I am pretty sure it's to prevent people from overclocking their cards more than NVidia deems safe for the sales of their most expensive cards.

ComputerGuru · on Dec 18, 2021

If that were the case then manually setting the clock speed would be supported but it would lock out any speeds higher than the OEM configuration.

sudosysgen · on Dec 18, 2021

Not quite, no. Even manually setting the clock rate would allow for performance improvement as you could lock the card at its boost clock or at least prevent downclocking under load.

The only lockout solution is to lock speeds to the base clock completely.

ComputerGuru · on Dec 19, 2021

It depends on how the card’s speed governor works. Do you set a desired clock rate and then the firmware tries to hold that speed dependent on factors like core temperature or do you set a hard value and the firmware holds that come hell or high water?

sudosysgen · on Dec 19, 2021

From how it used to work, the actual frequency was dependent on both the driver and firmware, though the driver used to and probably still can force a certain frequency.

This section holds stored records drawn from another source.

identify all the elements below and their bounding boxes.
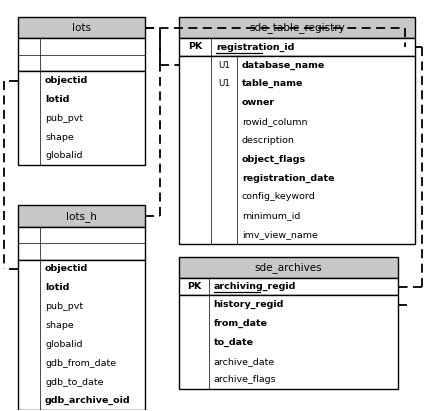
Text: object_flags: object_flags xyxy=(242,155,306,164)
Text: lotid: lotid xyxy=(45,95,69,104)
Bar xyxy=(17,260,145,410)
Text: pub_pvt: pub_pvt xyxy=(45,114,83,123)
Bar xyxy=(179,55,414,244)
Text: description: description xyxy=(242,136,295,145)
Text: globalid: globalid xyxy=(45,151,83,160)
Text: shape: shape xyxy=(45,321,74,330)
Bar xyxy=(17,206,145,227)
Text: pub_pvt: pub_pvt xyxy=(45,302,83,311)
Bar xyxy=(179,38,414,55)
Text: gdb_to_date: gdb_to_date xyxy=(45,378,104,386)
Text: imv_view_name: imv_view_name xyxy=(242,230,318,239)
Text: PK: PK xyxy=(188,42,202,51)
Text: registration_id: registration_id xyxy=(216,42,294,51)
Text: database_name: database_name xyxy=(242,60,325,69)
Text: objectid: objectid xyxy=(45,265,88,273)
Text: U1: U1 xyxy=(218,60,230,69)
Bar xyxy=(179,295,398,389)
Text: shape: shape xyxy=(45,133,74,142)
Text: archive_date: archive_date xyxy=(214,357,275,366)
Text: minimum_id: minimum_id xyxy=(242,211,300,220)
Bar xyxy=(179,17,414,38)
Text: table_name: table_name xyxy=(242,79,303,88)
Text: lots_h: lots_h xyxy=(66,211,97,222)
Text: globalid: globalid xyxy=(45,340,83,349)
Bar xyxy=(17,38,145,71)
Text: to_date: to_date xyxy=(214,338,253,347)
Bar xyxy=(179,278,398,295)
Text: archive_flags: archive_flags xyxy=(214,376,276,385)
Text: registration_date: registration_date xyxy=(242,173,334,182)
Text: history_regid: history_regid xyxy=(214,300,284,309)
Text: lots: lots xyxy=(72,23,91,33)
Bar xyxy=(17,17,145,38)
Text: from_date: from_date xyxy=(214,319,268,328)
Text: gdb_from_date: gdb_from_date xyxy=(45,359,116,368)
Text: owner: owner xyxy=(242,98,275,107)
Bar xyxy=(17,71,145,165)
Text: gdb_archive_oid: gdb_archive_oid xyxy=(45,396,131,406)
Text: rowid_column: rowid_column xyxy=(242,117,308,126)
Text: lotid: lotid xyxy=(45,283,69,292)
Text: config_keyword: config_keyword xyxy=(242,192,316,201)
Bar xyxy=(179,257,398,278)
Text: sde_archives: sde_archives xyxy=(255,262,322,273)
Text: sde_table_registry: sde_table_registry xyxy=(249,22,345,33)
Text: archiving_regid: archiving_regid xyxy=(214,282,296,291)
Text: U1: U1 xyxy=(218,79,230,88)
Text: PK: PK xyxy=(187,282,201,291)
Text: objectid: objectid xyxy=(45,76,88,85)
Bar xyxy=(17,227,145,260)
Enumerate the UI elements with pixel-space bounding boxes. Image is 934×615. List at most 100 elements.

floatboth · on Dec 19, 2021

Video decode acceleration is very nice for battery life and freeing up the CPU for that LLVM build you're running in the background, but it's absolutely not a requirement, it's nowhere near as important as GPU rendering. Heck, a lot of hardware doesn't have VP9 support and people watch VP9 YouTube on it.

sudosysgen · on Dec 19, 2021

A lot of people without VP9 hardware support just use h264ify.

Otherwise it's not really feasible to watch high resolution, high framerate videos on a laptop. It absolutely murders battery life.